İşte câh'ın (mertebenin) mânâ ve hakikati budur. Mübalâğalı bir şekilde övmek gibi meyilleri vardır. Çünkü kişinin kemâline inanan bir kimse, inandığını söylemeden edemez. Bu bakımdan ister istemez kâmil bulduğu bir insanı över.
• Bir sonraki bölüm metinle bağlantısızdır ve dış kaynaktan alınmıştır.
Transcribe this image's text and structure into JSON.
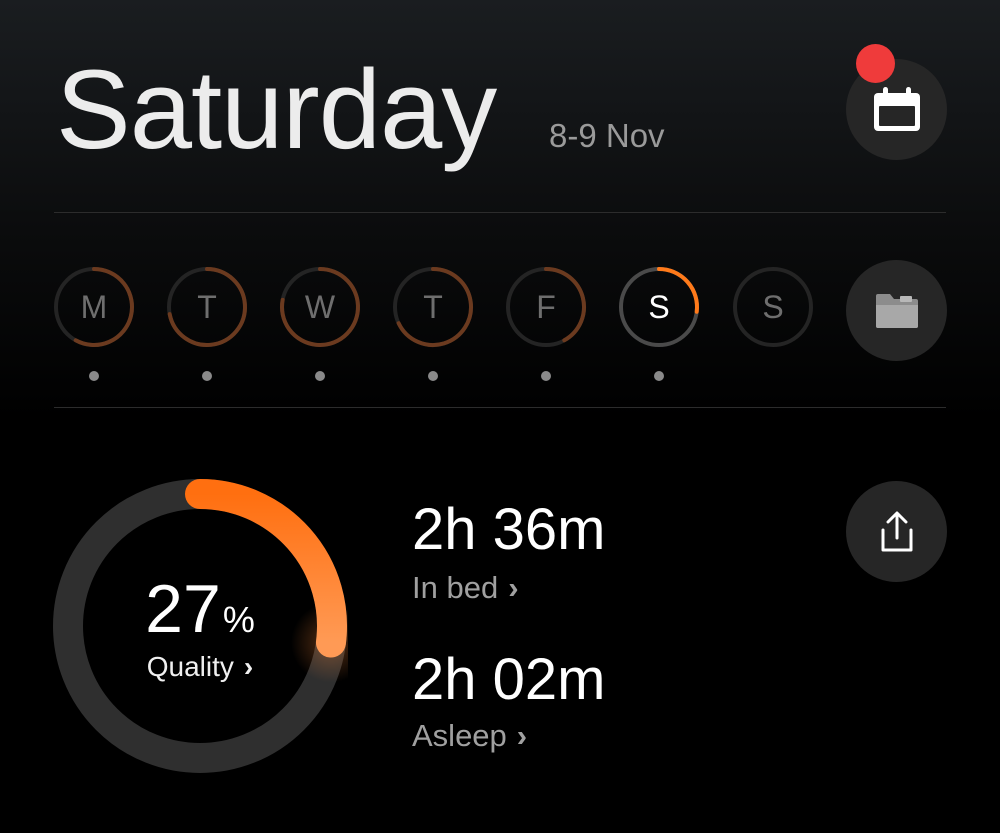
{
  "header": {
    "title": "Saturday",
    "date_range": "8-9 Nov",
    "calendar_icon": "calendar-icon",
    "has_notification": true
  },
  "week": {
    "days": [
      {
        "letter": "M",
        "progress": 0.58,
        "has_record": true,
        "active": false
      },
      {
        "letter": "T",
        "progress": 0.72,
        "has_record": true,
        "active": false
      },
      {
        "letter": "W",
        "progress": 0.78,
        "has_record": true,
        "active": false
      },
      {
        "letter": "T",
        "progress": 0.68,
        "has_record": true,
        "active": false
      },
      {
        "letter": "F",
        "progress": 0.42,
        "has_record": true,
        "active": false
      },
      {
        "letter": "S",
        "progress": 0.27,
        "has_record": true,
        "active": true
      },
      {
        "letter": "S",
        "progress": 0,
        "has_record": false,
        "active": false
      }
    ],
    "folder_icon": "folder-icon"
  },
  "summary": {
    "quality_value": "27",
    "quality_symbol": "%",
    "quality_fraction": 0.27,
    "quality_label": "Quality",
    "in_bed_value": "2h 36m",
    "in_bed_label": "In bed",
    "asleep_value": "2h 02m",
    "asleep_label": "Asleep",
    "share_icon": "share-icon"
  },
  "colors": {
    "accent": "#ff7a1a",
    "accent_light": "#ff9b4f",
    "track": "#2f2f2f",
    "notification": "#ef3b3b"
  }
}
Bu telâkkinin, bir de yardım etmek ve hizmete koşmak gibi meyveleri vardır; zira kişinin kâmil olduğuna inanan bir kimse, inancı nisbetinde onun itaatine nefsini âmâde etmekten çekinmez. Bu bakımdan kul, efendisinin hedeflerinde kullanıldığı gibi, o da isteyerek kâmil bildiğinin hedeflerine koşar. Bir de rütbenin îsar, mücadeleyi terketmek, büyümek, önce selâm vermek suretiyle tâzîm etmek, meclislerde baş köşeyi kendisine vermek ve bütün maksatlarda kendisini öne almak gibi meyveleri vardır. Bu bakımdan bu eserler, kişinin kalbinde, rütbenin yerleşmesinden meydana gelir. Kalpte rütbenin yerleşmesinin mânâsı, kalbin, şahısta bulunan kemâl sıfatlarına inanması demektir. Bu kemâl sıfatları ya ilimle olur veya ibâdet veya güzel ahlâk veya soy sop veya sosyal mevki veya zâhirî güzellik veya bedendeki bir kuvvet veya halk tarafından kâmil sıfat olarak inanılan sıfatlardan biri ile olur. Bu sıfatların kalplerdeki yerleri pek büyüktür. Bu bakımdan bunlar karşıdaki insanın kalbinde rütbenin yerleşmesine vesiledirler, Allah en doğrusunu bilir!